How Do I Become a Mental Health Program Manager?

Like all careers, the path to becoming a mental health program manager begins with your education. O*Net research finds that educational requirements vary, with 46 percent of employers requiring a bachelor’s degree; 21 percent require a master’s degree; and 11 percent require an associate degree.

O*Net is a valuable online resource for researching job salaries. You can find that information here. For more information about careers in mental health services, visit the BLS website here.

Summary: What Is a Mental Health Program Manager?

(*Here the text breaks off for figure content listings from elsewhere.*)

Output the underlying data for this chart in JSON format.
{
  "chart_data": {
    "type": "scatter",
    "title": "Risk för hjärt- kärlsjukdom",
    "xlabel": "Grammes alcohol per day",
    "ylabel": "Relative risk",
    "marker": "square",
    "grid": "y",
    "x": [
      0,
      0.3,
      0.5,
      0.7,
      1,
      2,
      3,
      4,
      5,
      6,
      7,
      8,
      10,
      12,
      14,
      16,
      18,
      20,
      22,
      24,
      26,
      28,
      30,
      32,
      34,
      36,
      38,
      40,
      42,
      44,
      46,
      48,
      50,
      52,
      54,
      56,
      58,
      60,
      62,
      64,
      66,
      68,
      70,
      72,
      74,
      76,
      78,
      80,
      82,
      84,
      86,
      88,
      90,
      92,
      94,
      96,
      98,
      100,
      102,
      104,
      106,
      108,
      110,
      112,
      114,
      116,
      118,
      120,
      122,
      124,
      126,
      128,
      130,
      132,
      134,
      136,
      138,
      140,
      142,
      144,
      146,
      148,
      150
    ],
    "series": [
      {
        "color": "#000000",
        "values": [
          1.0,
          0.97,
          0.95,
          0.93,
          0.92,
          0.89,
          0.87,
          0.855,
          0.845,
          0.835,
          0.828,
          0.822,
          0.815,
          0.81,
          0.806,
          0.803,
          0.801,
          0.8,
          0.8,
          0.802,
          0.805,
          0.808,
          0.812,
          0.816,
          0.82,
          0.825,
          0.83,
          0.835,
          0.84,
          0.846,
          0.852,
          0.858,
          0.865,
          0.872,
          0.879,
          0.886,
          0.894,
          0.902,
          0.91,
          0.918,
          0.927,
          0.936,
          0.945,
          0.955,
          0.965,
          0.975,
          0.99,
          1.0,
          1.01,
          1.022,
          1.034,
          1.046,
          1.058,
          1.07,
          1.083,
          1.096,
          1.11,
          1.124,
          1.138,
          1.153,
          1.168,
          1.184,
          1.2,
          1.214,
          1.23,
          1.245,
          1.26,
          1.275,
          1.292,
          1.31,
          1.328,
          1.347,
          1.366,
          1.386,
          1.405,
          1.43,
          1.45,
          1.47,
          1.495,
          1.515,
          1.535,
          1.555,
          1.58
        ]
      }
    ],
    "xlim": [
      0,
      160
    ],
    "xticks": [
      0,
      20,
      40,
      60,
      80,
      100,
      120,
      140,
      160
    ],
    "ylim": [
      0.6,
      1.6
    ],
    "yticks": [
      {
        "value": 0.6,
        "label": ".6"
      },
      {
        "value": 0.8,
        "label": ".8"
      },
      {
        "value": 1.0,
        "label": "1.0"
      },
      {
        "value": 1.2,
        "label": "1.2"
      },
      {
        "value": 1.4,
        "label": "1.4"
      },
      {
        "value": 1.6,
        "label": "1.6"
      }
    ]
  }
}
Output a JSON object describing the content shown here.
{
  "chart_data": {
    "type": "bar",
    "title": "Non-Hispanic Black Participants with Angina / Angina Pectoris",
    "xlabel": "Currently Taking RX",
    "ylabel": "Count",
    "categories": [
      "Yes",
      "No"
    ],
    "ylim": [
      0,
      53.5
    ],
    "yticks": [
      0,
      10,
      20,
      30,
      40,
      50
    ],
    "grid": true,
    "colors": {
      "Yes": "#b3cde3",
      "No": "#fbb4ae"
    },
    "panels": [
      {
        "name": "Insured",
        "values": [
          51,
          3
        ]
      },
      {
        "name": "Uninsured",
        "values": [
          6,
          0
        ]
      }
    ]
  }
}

The global increase in mental health conditions has prompted a heightened focus on mental wellbeing. As a result, organizations are turning to mental health program managers to plan, direct, and coordinate mental health services. The role demands a balance of technology skills, including data analysis and visualization, database management, communication tools, software integration, and office suite proficiency, alongside crucial soft skills like critical thinking, effective communication, active listening, problem-solving, and personnel management. With mental health a priority, those entering the field will need to address the mental health needs of new generations of workers, as younger professionals cite mental health among their top priorities.